Aslında her şeyi takip etmeye çalışıyorum ve bugün birçoğumuzda görülen bir şeylere yetişememe korkusu da bende yoğun olarak var. Türkiye’den genç yazarların yazdıklarını mutlaka okumak istiyorum, çağdaş yabancı edebiyattan çok besleniyorum ve takip ettiklerimi hem kendim unutmamak için hem de benim zevk aldığım şeylerden zevk alabilecek insanların kaçırmaması için “Hikmet’ten Mektup Var” aracılığıyla paylaşmaya çalışıyorum. Örneğin en son mektupta çağdaş yazarlardan çok sevdiğim bir isim olan David Mitchell’den ve son çıkan kitabı Utopia Avenue’den bahsettim. Bu aralar Ayfer Tunç’un Atmaca’yla hemen hemen aynı dönemde çıkan son kitabı Osman’ı okuyorum. Netflix’te en son “The Queen’s Gambit” dizisini seyrettim ve çok hoşuma gitti.

Peki, şu anda üzerinde çalıştığınız bir şeyler var mı?

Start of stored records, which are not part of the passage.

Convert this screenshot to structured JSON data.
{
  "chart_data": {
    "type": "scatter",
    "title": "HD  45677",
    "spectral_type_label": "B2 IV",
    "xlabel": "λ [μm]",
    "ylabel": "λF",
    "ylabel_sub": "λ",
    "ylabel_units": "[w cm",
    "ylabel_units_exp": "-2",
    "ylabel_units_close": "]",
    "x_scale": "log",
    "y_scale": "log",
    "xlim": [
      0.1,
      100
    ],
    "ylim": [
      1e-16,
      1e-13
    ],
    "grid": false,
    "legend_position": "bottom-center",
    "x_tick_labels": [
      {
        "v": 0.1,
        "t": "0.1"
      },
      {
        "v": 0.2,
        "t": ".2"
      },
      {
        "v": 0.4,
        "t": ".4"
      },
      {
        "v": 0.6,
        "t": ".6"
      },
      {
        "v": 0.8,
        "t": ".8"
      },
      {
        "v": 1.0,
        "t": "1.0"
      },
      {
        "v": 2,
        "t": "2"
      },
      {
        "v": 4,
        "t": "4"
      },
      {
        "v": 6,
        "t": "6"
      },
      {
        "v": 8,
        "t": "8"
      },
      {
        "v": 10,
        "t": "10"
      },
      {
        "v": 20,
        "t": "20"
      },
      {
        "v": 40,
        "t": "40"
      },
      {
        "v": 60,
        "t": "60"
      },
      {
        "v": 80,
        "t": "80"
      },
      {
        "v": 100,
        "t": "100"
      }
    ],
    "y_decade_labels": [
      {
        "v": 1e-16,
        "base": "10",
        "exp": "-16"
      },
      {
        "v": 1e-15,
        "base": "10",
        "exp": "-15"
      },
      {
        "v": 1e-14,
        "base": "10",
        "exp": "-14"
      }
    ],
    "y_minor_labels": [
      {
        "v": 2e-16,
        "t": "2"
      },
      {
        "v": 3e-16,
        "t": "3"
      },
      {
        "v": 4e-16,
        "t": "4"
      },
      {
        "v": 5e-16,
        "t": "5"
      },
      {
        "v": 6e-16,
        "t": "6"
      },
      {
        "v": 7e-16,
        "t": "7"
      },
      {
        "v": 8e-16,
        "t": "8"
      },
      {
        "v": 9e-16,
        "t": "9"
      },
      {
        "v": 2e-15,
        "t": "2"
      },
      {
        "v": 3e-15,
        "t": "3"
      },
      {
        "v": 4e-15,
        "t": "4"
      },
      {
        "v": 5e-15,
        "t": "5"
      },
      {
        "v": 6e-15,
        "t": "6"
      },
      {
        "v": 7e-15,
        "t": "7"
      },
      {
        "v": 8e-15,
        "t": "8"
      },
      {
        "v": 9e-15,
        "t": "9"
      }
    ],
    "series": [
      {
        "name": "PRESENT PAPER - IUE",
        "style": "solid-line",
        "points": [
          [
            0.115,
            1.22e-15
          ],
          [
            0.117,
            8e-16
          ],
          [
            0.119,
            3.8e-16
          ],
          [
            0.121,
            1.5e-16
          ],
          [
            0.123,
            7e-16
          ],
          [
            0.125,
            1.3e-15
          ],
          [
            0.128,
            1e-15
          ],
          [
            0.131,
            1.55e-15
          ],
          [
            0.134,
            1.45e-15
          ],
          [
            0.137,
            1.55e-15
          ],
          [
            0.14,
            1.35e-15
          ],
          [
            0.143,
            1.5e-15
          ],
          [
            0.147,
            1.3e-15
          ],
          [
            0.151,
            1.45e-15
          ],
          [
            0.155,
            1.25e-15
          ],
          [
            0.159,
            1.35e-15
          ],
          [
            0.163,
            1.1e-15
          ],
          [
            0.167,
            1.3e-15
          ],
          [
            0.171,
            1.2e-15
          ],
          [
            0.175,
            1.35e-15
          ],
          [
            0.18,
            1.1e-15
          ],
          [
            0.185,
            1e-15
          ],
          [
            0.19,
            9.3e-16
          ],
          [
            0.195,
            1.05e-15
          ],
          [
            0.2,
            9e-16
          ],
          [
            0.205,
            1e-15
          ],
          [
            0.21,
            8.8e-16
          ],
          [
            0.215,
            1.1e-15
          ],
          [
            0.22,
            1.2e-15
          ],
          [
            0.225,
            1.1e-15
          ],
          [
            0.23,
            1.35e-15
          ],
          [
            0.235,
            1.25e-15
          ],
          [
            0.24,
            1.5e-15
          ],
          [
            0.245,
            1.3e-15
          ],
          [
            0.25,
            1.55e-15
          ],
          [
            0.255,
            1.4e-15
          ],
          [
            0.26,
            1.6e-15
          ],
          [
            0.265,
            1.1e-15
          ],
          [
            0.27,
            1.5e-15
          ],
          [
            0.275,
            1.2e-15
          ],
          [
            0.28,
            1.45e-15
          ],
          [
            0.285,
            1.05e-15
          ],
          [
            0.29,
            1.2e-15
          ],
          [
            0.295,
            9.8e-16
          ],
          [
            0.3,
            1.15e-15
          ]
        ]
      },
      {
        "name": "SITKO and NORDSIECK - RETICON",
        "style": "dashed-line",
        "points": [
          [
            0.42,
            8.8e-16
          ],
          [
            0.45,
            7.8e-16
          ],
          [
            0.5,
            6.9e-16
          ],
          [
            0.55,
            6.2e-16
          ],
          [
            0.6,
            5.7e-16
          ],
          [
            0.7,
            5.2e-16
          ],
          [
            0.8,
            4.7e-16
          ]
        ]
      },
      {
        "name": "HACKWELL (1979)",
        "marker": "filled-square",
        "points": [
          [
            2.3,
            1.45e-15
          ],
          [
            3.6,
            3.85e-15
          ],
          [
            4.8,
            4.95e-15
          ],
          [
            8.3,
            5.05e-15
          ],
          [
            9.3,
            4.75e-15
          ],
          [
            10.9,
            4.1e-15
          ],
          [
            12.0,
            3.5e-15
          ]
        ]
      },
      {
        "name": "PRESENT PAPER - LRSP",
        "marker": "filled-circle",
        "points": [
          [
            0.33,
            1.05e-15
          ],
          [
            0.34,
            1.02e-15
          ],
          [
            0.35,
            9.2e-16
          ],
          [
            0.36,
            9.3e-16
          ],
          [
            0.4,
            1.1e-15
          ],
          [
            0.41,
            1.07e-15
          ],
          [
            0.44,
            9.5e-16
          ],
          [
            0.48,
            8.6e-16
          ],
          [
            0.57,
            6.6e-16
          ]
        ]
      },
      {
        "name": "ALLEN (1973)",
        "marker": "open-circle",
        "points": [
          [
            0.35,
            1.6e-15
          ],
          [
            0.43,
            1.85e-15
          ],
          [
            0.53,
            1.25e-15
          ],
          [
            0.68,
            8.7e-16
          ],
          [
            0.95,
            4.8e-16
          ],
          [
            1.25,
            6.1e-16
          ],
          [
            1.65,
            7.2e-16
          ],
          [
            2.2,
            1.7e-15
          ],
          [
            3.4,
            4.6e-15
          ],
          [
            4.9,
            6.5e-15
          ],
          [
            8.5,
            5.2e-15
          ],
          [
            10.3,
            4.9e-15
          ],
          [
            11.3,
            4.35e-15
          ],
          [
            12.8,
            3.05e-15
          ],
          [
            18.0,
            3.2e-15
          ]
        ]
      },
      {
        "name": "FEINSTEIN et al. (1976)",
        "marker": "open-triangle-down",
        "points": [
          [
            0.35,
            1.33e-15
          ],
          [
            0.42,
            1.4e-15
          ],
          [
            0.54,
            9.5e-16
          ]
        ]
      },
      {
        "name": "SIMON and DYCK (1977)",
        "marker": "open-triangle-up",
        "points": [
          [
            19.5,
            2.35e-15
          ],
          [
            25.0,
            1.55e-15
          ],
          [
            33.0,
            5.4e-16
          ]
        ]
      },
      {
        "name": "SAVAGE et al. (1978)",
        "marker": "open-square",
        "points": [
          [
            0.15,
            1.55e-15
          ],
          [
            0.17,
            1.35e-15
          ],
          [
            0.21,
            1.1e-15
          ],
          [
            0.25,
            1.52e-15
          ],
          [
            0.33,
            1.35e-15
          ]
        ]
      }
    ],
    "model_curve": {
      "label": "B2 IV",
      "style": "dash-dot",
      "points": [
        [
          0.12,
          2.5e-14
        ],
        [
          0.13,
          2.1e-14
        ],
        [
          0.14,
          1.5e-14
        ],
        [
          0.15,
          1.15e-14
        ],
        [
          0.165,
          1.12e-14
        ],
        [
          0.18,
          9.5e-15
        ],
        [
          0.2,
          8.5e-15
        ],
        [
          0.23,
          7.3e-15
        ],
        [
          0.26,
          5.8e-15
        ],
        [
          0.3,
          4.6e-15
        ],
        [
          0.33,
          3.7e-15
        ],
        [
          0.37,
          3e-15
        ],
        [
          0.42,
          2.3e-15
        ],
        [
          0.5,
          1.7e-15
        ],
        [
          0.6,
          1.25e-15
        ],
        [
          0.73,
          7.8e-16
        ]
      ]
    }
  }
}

Sürpriz bir web sitesi hazırlanıyor, oraya bir öyküyle katıldım. Henüz bir romana başlamadım, genelde bir kitap çıktıktan sonra kendime bir yıl boşluk bırakıyorum ama bu defa o kadar beklemeden çalışmaya başlayabilirim. Ne yazacağımı kafamda oluşturmaya çalıştırıyorum, ancak şu an paylaşabileceğim net bir şey yok.